Mine For the Growth Blocks
A marketer I know has himself twisted up like a pretzel inside.
He’s following the rules of marketing as best he knows them, and what they all add up to is making less and less sense.
The membership service he is charged with marketing spends just less than half its paid media money on digital advertising. In this realm, my Tums-popping friend remains an extremely disciplined direct marketer of the old school. He believes each tactic and channel must pay for itself in sales. The search advertising must pay for itself with memberships brought in through search advertising. Mobile sign-ups are mobile sign-ups,and nothing more. Retargeting returns are calculated based on retargeting conversions only, and so on.
Attribution across multiple digital programs, which he allows might generate a higher return on his marketing spend, would fuzz his perfect accounting. He could no longer be sure of anything, and he feels that knowledge is power.
For example, he and his team have tested display advertising several times. The search sign-ups increased during these modest tests, but when he measured the display on display sign-ups alone, it didn’t reach the allowable. So, no display!
Sounds like a tidy, orderly world, doesn’t it?
Well, it’s a false order at best. This system doesn’t account for the influence of one channel on the results of another. We all know that ignoring a reality doesn’t mean it doesn’t exist.
Worse, it isn’t working. The greater portion of this marketer’s budget is spent on TV. You’ve seen it. Anyone who knows anyone with a TV has seen it. He’s tried everything to figure out how to attribute sales to his television spend, but he just can’t. He’s tried pulling the TV, but then his volumes plummet. On the other hand, no change in schedule, and no other form of testing, has ever been able to demonstrate a lift in memberships.

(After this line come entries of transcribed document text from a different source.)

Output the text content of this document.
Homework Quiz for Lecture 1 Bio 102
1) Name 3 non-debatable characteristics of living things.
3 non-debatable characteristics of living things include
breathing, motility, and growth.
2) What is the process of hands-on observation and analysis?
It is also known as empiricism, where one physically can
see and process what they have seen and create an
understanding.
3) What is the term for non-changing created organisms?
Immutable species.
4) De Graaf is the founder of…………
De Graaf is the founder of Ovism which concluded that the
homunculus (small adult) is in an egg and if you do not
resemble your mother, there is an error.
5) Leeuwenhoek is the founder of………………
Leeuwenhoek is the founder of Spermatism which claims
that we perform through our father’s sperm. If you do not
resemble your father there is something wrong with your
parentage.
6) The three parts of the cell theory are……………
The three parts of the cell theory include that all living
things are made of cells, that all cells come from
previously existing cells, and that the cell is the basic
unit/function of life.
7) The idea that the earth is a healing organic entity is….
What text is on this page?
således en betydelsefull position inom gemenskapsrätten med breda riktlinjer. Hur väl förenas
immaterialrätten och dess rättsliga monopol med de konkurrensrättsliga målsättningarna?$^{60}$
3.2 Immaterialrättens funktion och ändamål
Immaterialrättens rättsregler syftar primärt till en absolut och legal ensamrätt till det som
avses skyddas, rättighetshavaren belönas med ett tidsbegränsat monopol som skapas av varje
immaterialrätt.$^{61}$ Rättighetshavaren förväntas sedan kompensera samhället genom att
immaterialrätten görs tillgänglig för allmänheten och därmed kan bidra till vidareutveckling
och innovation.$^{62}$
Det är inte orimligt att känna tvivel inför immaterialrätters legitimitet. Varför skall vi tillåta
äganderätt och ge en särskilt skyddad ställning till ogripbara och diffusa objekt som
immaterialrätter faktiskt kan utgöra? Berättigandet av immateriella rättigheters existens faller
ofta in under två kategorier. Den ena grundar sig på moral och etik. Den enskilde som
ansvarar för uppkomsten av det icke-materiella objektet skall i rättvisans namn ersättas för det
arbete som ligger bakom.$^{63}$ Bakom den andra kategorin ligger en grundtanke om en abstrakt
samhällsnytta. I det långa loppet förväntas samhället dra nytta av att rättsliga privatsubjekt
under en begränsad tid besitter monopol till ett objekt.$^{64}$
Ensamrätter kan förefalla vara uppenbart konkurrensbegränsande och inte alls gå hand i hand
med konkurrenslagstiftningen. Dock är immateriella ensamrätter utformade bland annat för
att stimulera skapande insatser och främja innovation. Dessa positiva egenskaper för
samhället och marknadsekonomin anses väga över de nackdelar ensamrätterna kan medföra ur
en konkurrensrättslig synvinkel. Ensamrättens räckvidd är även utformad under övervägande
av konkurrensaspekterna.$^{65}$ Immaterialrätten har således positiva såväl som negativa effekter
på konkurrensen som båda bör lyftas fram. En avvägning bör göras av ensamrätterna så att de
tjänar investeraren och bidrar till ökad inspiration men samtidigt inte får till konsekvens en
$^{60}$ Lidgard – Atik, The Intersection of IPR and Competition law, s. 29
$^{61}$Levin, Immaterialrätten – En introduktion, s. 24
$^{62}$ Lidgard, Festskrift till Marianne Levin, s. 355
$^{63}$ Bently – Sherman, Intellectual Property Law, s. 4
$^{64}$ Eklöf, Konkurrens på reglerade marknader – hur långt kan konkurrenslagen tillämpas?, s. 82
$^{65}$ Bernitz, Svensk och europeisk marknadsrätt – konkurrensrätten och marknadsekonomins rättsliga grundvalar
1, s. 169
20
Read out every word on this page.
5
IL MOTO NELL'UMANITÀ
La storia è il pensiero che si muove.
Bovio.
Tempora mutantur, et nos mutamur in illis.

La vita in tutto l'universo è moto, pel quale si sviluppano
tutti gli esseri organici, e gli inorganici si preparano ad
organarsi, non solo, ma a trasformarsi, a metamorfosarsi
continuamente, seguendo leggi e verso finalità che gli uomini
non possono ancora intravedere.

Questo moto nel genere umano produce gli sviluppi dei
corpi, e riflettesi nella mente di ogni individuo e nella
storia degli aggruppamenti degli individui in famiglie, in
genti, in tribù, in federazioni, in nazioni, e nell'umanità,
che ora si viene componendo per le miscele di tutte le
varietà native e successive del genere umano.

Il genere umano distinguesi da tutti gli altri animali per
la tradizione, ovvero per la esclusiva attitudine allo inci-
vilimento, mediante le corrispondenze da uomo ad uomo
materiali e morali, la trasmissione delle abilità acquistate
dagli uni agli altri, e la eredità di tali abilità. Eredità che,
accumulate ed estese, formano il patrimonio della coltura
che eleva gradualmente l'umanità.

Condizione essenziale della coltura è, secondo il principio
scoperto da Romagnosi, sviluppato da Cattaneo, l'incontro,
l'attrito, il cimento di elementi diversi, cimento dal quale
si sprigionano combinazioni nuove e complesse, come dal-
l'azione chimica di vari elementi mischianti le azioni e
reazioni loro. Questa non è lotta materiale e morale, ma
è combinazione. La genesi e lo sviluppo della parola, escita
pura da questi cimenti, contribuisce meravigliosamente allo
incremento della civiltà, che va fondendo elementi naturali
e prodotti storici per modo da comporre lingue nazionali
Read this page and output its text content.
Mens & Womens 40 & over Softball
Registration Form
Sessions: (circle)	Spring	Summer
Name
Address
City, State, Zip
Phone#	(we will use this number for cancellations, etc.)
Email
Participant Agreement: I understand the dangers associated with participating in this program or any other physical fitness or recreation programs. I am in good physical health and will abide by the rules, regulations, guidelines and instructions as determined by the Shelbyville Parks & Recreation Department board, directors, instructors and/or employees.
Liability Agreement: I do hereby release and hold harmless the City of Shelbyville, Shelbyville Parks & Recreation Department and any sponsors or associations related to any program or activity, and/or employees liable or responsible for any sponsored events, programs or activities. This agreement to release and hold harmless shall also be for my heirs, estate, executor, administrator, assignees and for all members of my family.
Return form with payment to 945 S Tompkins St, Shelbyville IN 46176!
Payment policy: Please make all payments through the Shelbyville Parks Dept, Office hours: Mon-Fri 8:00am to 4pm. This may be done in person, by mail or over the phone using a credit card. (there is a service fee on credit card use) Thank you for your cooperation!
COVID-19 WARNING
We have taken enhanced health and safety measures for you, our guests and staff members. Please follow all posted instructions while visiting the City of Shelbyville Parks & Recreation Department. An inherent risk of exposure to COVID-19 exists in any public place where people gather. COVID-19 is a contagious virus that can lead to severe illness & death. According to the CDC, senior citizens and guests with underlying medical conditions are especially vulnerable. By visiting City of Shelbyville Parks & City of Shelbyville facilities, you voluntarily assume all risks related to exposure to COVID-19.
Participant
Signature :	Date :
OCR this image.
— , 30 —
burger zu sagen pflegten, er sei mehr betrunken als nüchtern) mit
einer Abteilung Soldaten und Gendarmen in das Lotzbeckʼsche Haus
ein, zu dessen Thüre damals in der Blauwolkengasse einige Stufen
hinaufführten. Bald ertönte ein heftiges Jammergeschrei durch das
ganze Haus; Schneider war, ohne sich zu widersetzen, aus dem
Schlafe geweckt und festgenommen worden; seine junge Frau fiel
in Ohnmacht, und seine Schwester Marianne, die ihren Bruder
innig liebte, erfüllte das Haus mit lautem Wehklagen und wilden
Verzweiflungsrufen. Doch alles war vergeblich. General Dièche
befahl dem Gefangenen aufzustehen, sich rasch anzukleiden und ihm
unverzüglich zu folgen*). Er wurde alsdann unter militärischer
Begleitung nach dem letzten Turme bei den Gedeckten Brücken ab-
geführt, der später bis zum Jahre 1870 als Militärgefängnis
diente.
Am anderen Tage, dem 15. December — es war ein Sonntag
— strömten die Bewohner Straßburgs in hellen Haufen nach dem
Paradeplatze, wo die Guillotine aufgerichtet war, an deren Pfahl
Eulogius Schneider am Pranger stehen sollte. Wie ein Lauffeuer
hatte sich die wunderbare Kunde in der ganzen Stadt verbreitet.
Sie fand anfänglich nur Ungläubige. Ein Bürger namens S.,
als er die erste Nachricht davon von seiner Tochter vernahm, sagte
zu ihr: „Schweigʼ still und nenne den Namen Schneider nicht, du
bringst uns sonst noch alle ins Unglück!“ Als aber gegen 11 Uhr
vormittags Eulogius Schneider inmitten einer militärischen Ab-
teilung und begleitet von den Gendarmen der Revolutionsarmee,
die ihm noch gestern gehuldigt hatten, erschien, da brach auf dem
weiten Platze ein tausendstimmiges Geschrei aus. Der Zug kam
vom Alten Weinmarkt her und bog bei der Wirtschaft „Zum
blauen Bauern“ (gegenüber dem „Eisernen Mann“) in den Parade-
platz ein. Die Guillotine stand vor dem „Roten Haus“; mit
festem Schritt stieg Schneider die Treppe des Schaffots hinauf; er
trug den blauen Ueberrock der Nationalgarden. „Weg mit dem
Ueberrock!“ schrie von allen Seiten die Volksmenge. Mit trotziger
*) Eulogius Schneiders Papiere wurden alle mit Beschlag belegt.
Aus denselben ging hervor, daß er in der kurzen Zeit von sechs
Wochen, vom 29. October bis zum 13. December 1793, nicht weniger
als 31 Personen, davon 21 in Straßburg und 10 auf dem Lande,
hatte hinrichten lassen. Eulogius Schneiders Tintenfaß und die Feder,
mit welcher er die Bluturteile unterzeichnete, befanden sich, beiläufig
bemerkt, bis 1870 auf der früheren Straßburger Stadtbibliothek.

So, this marketer lives in two worlds, one with an insane level of order and accountability, and the other with absolutely none.
Somehow the business got to this level with this system, but the efficiency of the marketing is decreasing, new memberships are more expensive every day, and higher levels of television seem to have no effect on sales.
It’s a serious Growth Block. He’s stuck and they’re stuck. But it doesn’t have to be that way. Attribution is, no doubt, one of the biggest challenges in modern marketing. Direct marketers want to test and learn, but the interactions among multiple channels create noise in their tests. Some are better at tolerating the noise than others. Some orchestrate that noise into a symphony of sales and brand building.
Those of us who view the experience from the customer’s point of view realize it’s the mix that matters. Those who believe that only the last click counts, that impressions are meaningless after ninety minutes, and that advertising in one medium has no effect on results in another, are most definitely running the wrong advertising.
Get smart about attribution while getting the creative you need to build your brand and sell too. That’s how successful modern marketers scale.